国御田先生!


教員室に着いて担任に日誌を渡し、そのまま国語のじいさんの元へと急ぐ。
じいさんは俺を見付けると、にっこりと笑って言った。

「遅かったねえ、バックレたかと思ったよ」

こ、怖えよ!何が怖いってじいさんがバックレるとかそういう単語を平気で使うのが怖えよ!

「どうもすみません、日直だったんで遅くなりました」
「そうかいそうかい、お疲れさん。とりあえず座んなさい。河合君だったね、これでも食べなさい」

じいさんはにこにこと笑ったまま、俺を適当な椅子に座らせて飴玉をくれた。
あれ?俺怒られるんじゃないの?でもとりあえずラッキーと思って飴玉を受け取り、包みを開けて口の中にほうり込む。
甘い…懐かしい味が口の中に広がって、田舎のじいちゃんとばあちゃんの顔が頭に浮かんだ。

「…ありがとうございます」
「馬鹿め、毒入り飴をまんまと食いおって!」
「ブバッ!!」

うっかり飴玉を吐き出してしまって、それを受け止めた右手がネトネトで気持ち悪い。


「キッタネ…エンガチョじゃ。どっか行け。」


こ、このクソジジィ!性格悪すぎるだろ!ほんとクソジジィ過ぎるだろ!前代未聞のクソジジィだコイツ!

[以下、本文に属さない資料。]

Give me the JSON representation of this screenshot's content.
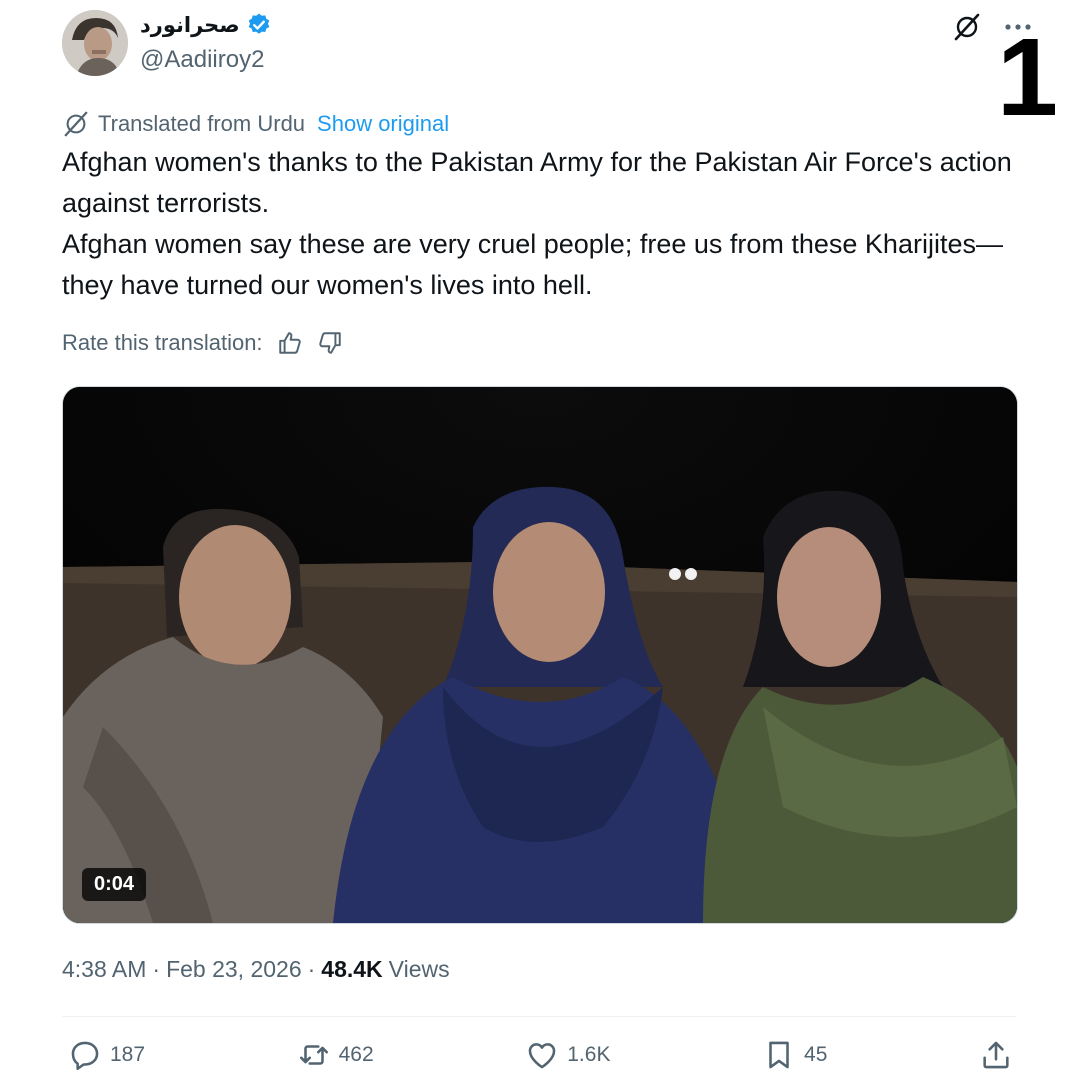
{
  "author": {
    "display_name": "صحرانورد",
    "handle": "@Aadiiroy2"
  },
  "corner_number": "1",
  "translation": {
    "label": "Translated from Urdu",
    "show_original": "Show original"
  },
  "tweet": {
    "paragraph1": "Afghan women's thanks to the Pakistan Army for the Pakistan Air Force's action against terrorists.",
    "paragraph2": "Afghan women say these are very cruel people; free us from these Kharijites—they have turned our women's lives into hell."
  },
  "rate_label": "Rate this translation:",
  "media": {
    "duration": "0:04"
  },
  "meta": {
    "time": "4:38 AM",
    "sep1": "·",
    "date": "Feb 23, 2026",
    "sep2": "·",
    "views_count": "48.4K",
    "views_label": "Views"
  },
  "actions": {
    "replies": "187",
    "reposts": "462",
    "likes": "1.6K",
    "bookmarks": "45"
  },
  "colors": {
    "accent": "#1d9bf0",
    "muted": "#536471",
    "text": "#0f1419"
  }
}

わなわなと震えていると、クソジジィは俺を追い払うように、シッシッと手を振る。

「…私は年寄りがぐだぐだと説教垂れんのは嫌いでな。これに懲りたら居眠りなんかすんじゃない。さっさと寮に戻ってゆっくり休んで、明日も頑張んなさいよ」


…嫌がらせかと思いきや優しさだったー!!しかもポリシーのある感じがかっけえー!!クソジジィとか思ってごめんなさいー!


「せ、先生…!」

じいさんはそのまま目を閉じて、寝てるのかと思うくらい何も言わなくなった。
物言わぬその姿…かっけえよじいさん…ほんとかっけえよ…
俺はじいさんに男の生き様ってやつを教えられた気がした。
…俺もじいさんを見習って、何も言わないまま立ち上がり静かに一礼すると、そのまま教員室を出た。





「国御田先生、会議始まりますよ」
「…ぉお、よう寝た…会議か……うん、バックレるわ…面倒だもの…教頭は私の事嫌ってて風当たり強いし…白石先生、あとよろしく」

「ちょお待てジジィコラ、今日の会議は教頭の机の引き出しにベットベトの飴玉がビッシリ入ってた事件についてだぞ。絶対犯人てめぇだろーが!」


国御田先生はただの陰湿なクソジジィでしたというお話。